🏗️ Multi-Tenant SaaS Architecture Starter Kit

An opinionated Rails + PostgreSQL starter kit that bakes in proper tenant isolation, subscription billing, and a permission model from day one — so founders don't architect themselves into a corner.

Most SaaS applications start as single-tenant monoliths and only try to add multi-tenancy after they have paying customers, a growing team, and a lot of existing assumptions baked into the schema. By then it's painful. The idea is a starter kit that makes multi-tenancy a first-class concern from the first commit.

The core of the kit would be a Rails application using row-level tenant isolation via a tenant_id scope on every model, enforced at the application layer with a global before_action that sets the current tenant from the subdomain or JWT claim. PostgreSQL row-level security would add a second enforcement layer for defense in depth. The kit would ship with a Stripe billing integration that maps tenants to subscriptions and gates feature access through a simple capability model rather than hardcoded plan checks.

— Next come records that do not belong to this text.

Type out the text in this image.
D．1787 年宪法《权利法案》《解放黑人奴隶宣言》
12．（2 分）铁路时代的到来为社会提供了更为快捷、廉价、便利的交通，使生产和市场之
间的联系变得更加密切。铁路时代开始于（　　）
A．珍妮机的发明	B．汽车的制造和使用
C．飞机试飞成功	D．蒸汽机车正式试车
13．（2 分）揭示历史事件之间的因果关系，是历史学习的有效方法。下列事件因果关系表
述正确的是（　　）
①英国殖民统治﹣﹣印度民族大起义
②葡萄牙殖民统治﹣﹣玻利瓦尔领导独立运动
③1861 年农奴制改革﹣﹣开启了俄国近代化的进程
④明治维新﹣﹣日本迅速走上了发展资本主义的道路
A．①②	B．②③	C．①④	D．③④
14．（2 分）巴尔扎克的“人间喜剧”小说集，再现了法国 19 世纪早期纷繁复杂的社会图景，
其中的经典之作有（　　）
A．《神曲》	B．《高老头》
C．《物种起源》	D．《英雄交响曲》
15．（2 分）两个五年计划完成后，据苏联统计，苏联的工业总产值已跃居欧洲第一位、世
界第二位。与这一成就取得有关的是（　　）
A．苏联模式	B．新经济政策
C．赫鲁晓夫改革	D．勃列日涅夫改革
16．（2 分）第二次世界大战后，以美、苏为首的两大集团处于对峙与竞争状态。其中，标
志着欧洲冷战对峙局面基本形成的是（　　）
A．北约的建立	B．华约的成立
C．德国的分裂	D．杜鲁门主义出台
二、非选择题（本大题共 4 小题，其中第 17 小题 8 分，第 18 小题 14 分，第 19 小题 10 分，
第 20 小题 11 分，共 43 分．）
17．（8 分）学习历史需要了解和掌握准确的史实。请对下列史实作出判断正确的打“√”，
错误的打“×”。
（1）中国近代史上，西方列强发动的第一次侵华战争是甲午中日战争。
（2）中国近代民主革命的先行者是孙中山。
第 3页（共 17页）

Permission modeling is where most teams make expensive early mistakes. This starter kit would include a role-permission system where roles are scoped to a tenant, and permissions are expressed as policy objects rather than scattered conditionals. The goal is that when requirements grow — a customer wants an "admin" role with custom capabilities — the model bends without breaking.

The real value proposition isn't the code; it's the documented architectural decisions that explain the tradeoffs and tell you where to change course if your use case diverges. Architectural literacy built into the template itself.